Meditiamo sulla Parola – Pasqua di Resurrezione anno A
La Liturgia pasquale è un invito forte alla gioia, ma come gioire quando intorno a noi ci sono tante lacrime da asciugare, tante ferite da sanare?
“Come cantare i canti del Signore in terra straniera?” “Come suonare in un Paese straniero? Come essere nella gioia quando vengono uccisi uomini innocenti? Quando i bambini muoiono di fame, quando le persone sono torturate in mille modi per poi scomparire nel nulla?”
Il personaggio centrale del film “Il violinista sul tetto” è un lattivendolo, membro di una comunità oppressa da mille angherie. I giovani sono costretti ad arruolarsi in eserciti stranieri. Nonostante le tante problematiche, la piccola comunità balla e canta, vive nell’armonia, copre il lamento con buona musica e con il canto. Scoprono nel gemito, nel lamento delle creature, lo spazio per la lode di Dio. Non vogliono dimenticare, ma vogliono affermare, ricordare che la letizia è la forza della vita. È un invito alla meraviglia e allo stupore per ogni inizio creativo.
Secondo i Testi sacri, la gioia è provocata dalla certezza della presenza e della vicinanza di Dio. Una certezza capace di creare cieli nuovi e terre nuove. La gioia nasce dalla consapevolezza che il Creatore non è relegato nell’alto dei cieli, ma è il tutto abbracciante. Basta lasciarsi abbracciare. Questa presenza viva viene spesso descritta come il volto splendente di Dio che si compiace dei suoi figli e dei suoi amici. Da questo volto scaturisce la benedizione (Berakah) che rende la vita, una vita compiuta e trasforma l’esistenza, il quotidiano, in una festa.
L’azione di Dio ha una incidenza anche sulla dimensione cosmica. Dice Paolo: “Tutta la creazione geme per le doglie del parto”. Grazie all’azione del veniente, fiorirà tutta la creazione: cambierà il lamento in danza, toglierà l’abito di sacco per rivestirci dell’abito nuziale, sarà una vera Palingenesi. L’azione di Dio investe l’umano, ma non meno incide sul regno vegetale, minerale e animale.
Alcuni sostengono che la religione scaturisce dall’oppressione dell’uomo. Secondo questa ipotesi, la preghiera è il respiro delle creature oppresse.

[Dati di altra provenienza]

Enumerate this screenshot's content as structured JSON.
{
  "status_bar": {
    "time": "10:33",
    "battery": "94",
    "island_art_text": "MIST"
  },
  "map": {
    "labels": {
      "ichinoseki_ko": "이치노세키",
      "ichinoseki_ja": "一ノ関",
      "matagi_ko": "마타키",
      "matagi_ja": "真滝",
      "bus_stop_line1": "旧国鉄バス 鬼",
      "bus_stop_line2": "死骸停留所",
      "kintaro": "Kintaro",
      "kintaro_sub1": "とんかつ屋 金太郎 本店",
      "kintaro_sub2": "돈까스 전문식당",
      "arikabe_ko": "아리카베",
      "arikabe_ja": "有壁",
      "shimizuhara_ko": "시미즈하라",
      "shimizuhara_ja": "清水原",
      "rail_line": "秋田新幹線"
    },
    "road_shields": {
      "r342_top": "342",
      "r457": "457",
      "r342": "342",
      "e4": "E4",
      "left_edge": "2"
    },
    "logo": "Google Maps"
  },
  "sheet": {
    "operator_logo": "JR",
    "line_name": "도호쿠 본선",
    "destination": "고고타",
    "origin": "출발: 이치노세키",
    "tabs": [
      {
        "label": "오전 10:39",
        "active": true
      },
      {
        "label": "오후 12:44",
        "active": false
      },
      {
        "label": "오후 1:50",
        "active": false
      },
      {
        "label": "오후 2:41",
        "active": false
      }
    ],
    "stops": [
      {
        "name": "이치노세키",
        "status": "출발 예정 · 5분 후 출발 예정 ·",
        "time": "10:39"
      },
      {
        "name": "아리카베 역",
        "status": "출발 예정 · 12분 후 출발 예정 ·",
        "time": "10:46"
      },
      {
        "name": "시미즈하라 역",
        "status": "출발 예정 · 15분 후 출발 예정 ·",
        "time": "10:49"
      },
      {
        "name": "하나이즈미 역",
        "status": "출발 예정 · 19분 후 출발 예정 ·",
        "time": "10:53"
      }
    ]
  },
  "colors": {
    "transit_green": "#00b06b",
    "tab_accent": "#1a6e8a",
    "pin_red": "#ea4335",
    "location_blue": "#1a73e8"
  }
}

In verità, una religione degna di questo nome nasce dalla festa e dall’esuberanza, in uno spazio dotato non di muri, ma di ponti. Nella festa, l’anima si eleva “sursum corda”, è portata nello spazio ampio di Dio.
Il cristianesimo non nasconde, non opprime, ma libera forze nascoste, riporta la vita alle sue origini. “Cristo è risorto. Egli è risorto veramente”. Dio non aspetta, non pretende nessuna lode e nessuna adorazione, ma gioisce quando le sue creature gioiscono. Dio non considera l’uomo un concorrente. La gioia è prima di tutto di colui che trova: “Quando il pastore trova la pecora, pieno di gioia se la carica sulle spalle, chiama gli amici e fa festa”. Dio trova gioia quando ritrova i perduti. Ritrovare una persona è come ridargli la vita.
La gioia non può essere solo esteriore e passeggera, ma va vissuta con tutto il cuore, con tutta l’anima e tutte le forze. Oggi per far festa, si ingaggiano animatori specializzati, intrattenitori capaci di svegliare i dormienti. È e deve essere motivo di speranza sapere che l’inno europeo è formato dall’inno alla gioia e la Nona Sinfonia di Beethoven.
Amare è uscire da noi stessi per abbandonarci alle esperienze della vita. Solo nell’amore siamo capaci di essere portatori di felicità. Il Cristianesimo è la religione della gioia, sebbene nel suo centro ci sia la passione e la morte di Cristo in croce. Dietro il Golgota sorge il sole della resurrezione, perché il crocefisso è apparso sulla terra nello splendore della vita divina, perché in lui incomincia la nuova creazione del mondo. Dice Paolo: “Il peccato è potente, ma la grazia è ancora più potente”. Dove abbondò il peccato, là sovrabbondò la grazia.